In the first half of the nineteenth century, the abolition of stamp duties on newspapers had allowed the popular press to proliferate. And by the end of Victoria’s reign, there was a plethora of publications eager to catch the mood of the times – not least, to tap into the age-old feeling that society was in a state of terminal d
ecline. In the hot summer of 1898, the Hooligan burst on to the pages of the national press after an exceptionally rowdy August bank holiday weekend. In the following weeks and months, a fully-formed youth culture solidified in print form, wearing a uniform of bell-bottom trousers, peaked caps and neck scarves, heavily ornamented leather belts and a shaved tuft at the crown.

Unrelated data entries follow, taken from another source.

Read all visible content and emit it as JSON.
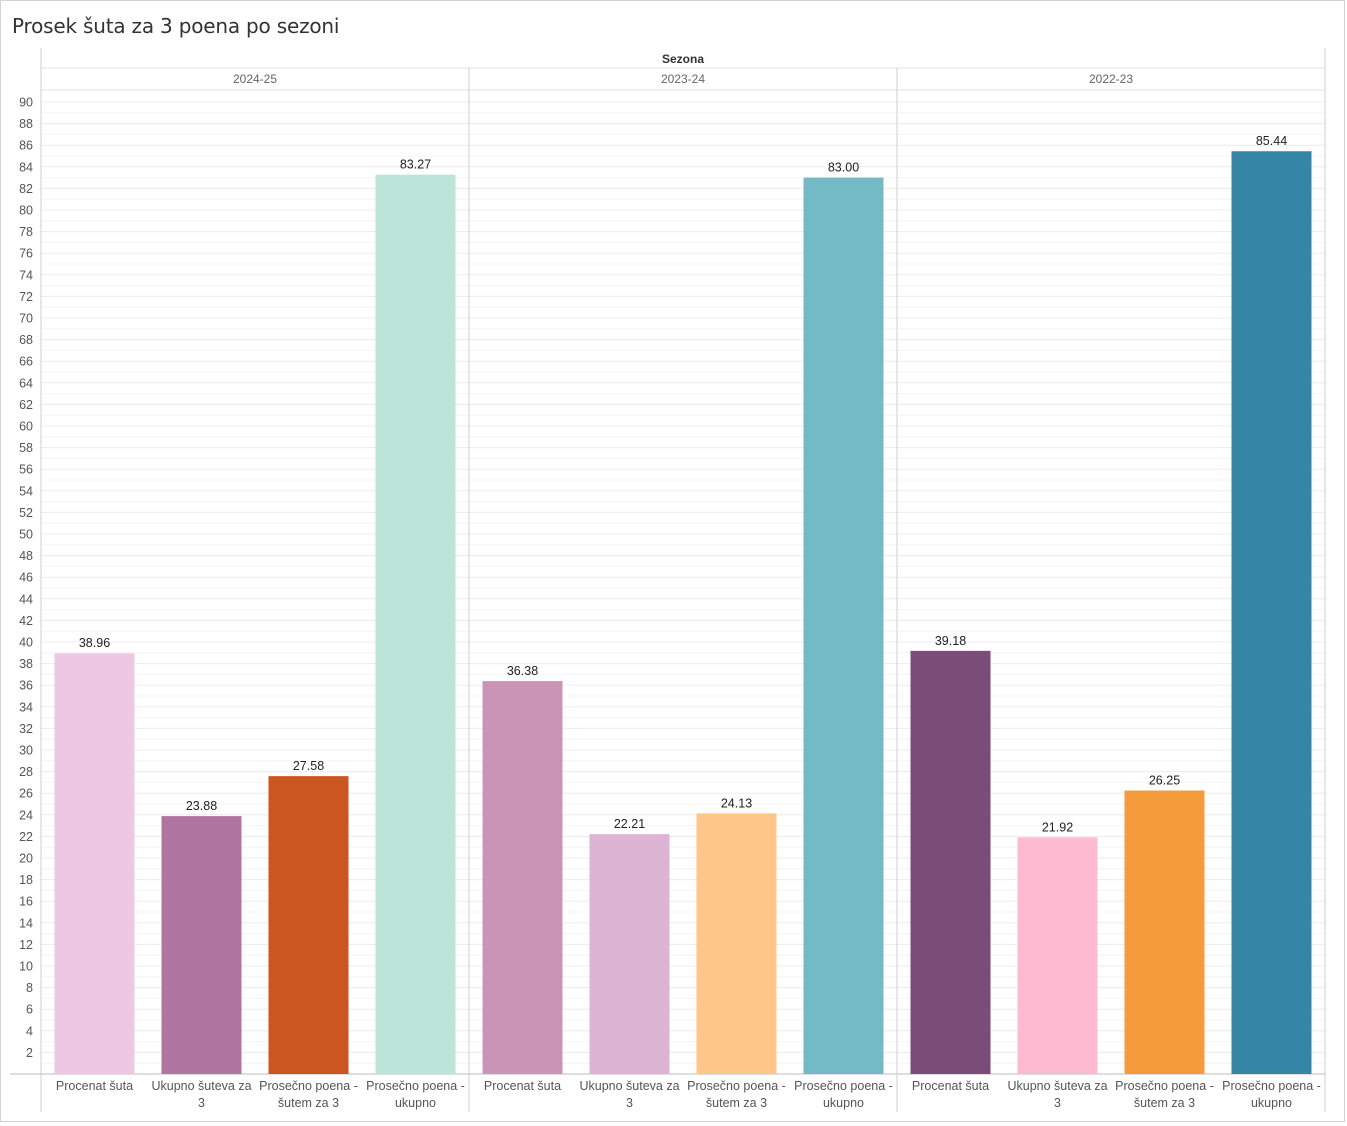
{
  "chart_data": {
    "type": "bar",
    "title": "Prosek šuta za 3 poena po sezoni",
    "column_header": "Sezona",
    "ylim": [
      0,
      90
    ],
    "y_ticks": [
      2,
      4,
      6,
      8,
      10,
      12,
      14,
      16,
      18,
      20,
      22,
      24,
      26,
      28,
      30,
      32,
      34,
      36,
      38,
      40,
      42,
      44,
      46,
      48,
      50,
      52,
      54,
      56,
      58,
      60,
      62,
      64,
      66,
      68,
      70,
      72,
      74,
      76,
      78,
      80,
      82,
      84,
      86,
      88,
      90
    ],
    "panels": [
      {
        "season": "2024-25",
        "bars": [
          {
            "category": "Procenat šuta",
            "category_lines": [
              "Procenat šuta"
            ],
            "value": 38.96,
            "label": "38.96",
            "color": "#ecc8e4"
          },
          {
            "category": "Ukupno šuteva za 3",
            "category_lines": [
              "Ukupno šuteva za",
              "3"
            ],
            "value": 23.88,
            "label": "23.88",
            "color": "#b074a0"
          },
          {
            "category": "Prosečno poena - šutem za 3",
            "category_lines": [
              "Prosečno poena -",
              "šutem za 3"
            ],
            "value": 27.58,
            "label": "27.58",
            "color": "#cb5622"
          },
          {
            "category": "Prosečno poena - ukupno",
            "category_lines": [
              "Prosečno poena -",
              "ukupno"
            ],
            "value": 83.27,
            "label": "83.27",
            "color": "#bde4d9"
          }
        ]
      },
      {
        "season": "2023-24",
        "bars": [
          {
            "category": "Procenat šuta",
            "category_lines": [
              "Procenat šuta"
            ],
            "value": 36.38,
            "label": "36.38",
            "color": "#c994b6"
          },
          {
            "category": "Ukupno šuteva za 3",
            "category_lines": [
              "Ukupno šuteva za",
              "3"
            ],
            "value": 22.21,
            "label": "22.21",
            "color": "#deb4d4"
          },
          {
            "category": "Prosečno poena - šutem za 3",
            "category_lines": [
              "Prosečno poena -",
              "šutem za 3"
            ],
            "value": 24.13,
            "label": "24.13",
            "color": "#fec688"
          },
          {
            "category": "Prosečno poena - ukupno",
            "category_lines": [
              "Prosečno poena -",
              "ukupno"
            ],
            "value": 83.0,
            "label": "83.00",
            "color": "#74b9c6"
          }
        ]
      },
      {
        "season": "2022-23",
        "bars": [
          {
            "category": "Procenat šuta",
            "category_lines": [
              "Procenat šuta"
            ],
            "value": 39.18,
            "label": "39.18",
            "color": "#7c4c78"
          },
          {
            "category": "Ukupno šuteva za 3",
            "category_lines": [
              "Ukupno šuteva za",
              "3"
            ],
            "value": 21.92,
            "label": "21.92",
            "color": "#febad0"
          },
          {
            "category": "Prosečno poena - šutem za 3",
            "category_lines": [
              "Prosečno poena -",
              "šutem za 3"
            ],
            "value": 26.25,
            "label": "26.25",
            "color": "#f49c3c"
          },
          {
            "category": "Prosečno poena - ukupno",
            "category_lines": [
              "Prosečno poena -",
              "ukupno"
            ],
            "value": 85.44,
            "label": "85.44",
            "color": "#3586a6"
          }
        ]
      }
    ]
  }
}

The English fair play tradition of fighting with fists and not with feet, it was reported, was in eclipse. The issue played into the hands of those who believed there had been too much romanticism about children in recent years, and not enough time spent beating the devil out of the young.
Violent youth cultures had, in reality, been a fact of life for years in the industrial cities. In Manchester, the gangs were known as Scuttlers; in Birmingham existed the Peaky Blinders. The Chelsea Boys and the Battersea Boys also cropped up regularly, indulging in street robberies, assaults on the police and pitched battles among themselves.
Reports of casual violence were widespread throughout the Victorian period, and it was considered quite normal to settle a dispute outside a public house with fists. But these newly discovered teenage gangs had their own distinctive styles, and a recognized hierarchy. Industrialization had brought huge numbers of people together in crowded conditions – and that led to children being on the streets together. Now the adult world began to fear the young were developing their own cultures, and that those cultures could be a threat to traditional orthodoxies.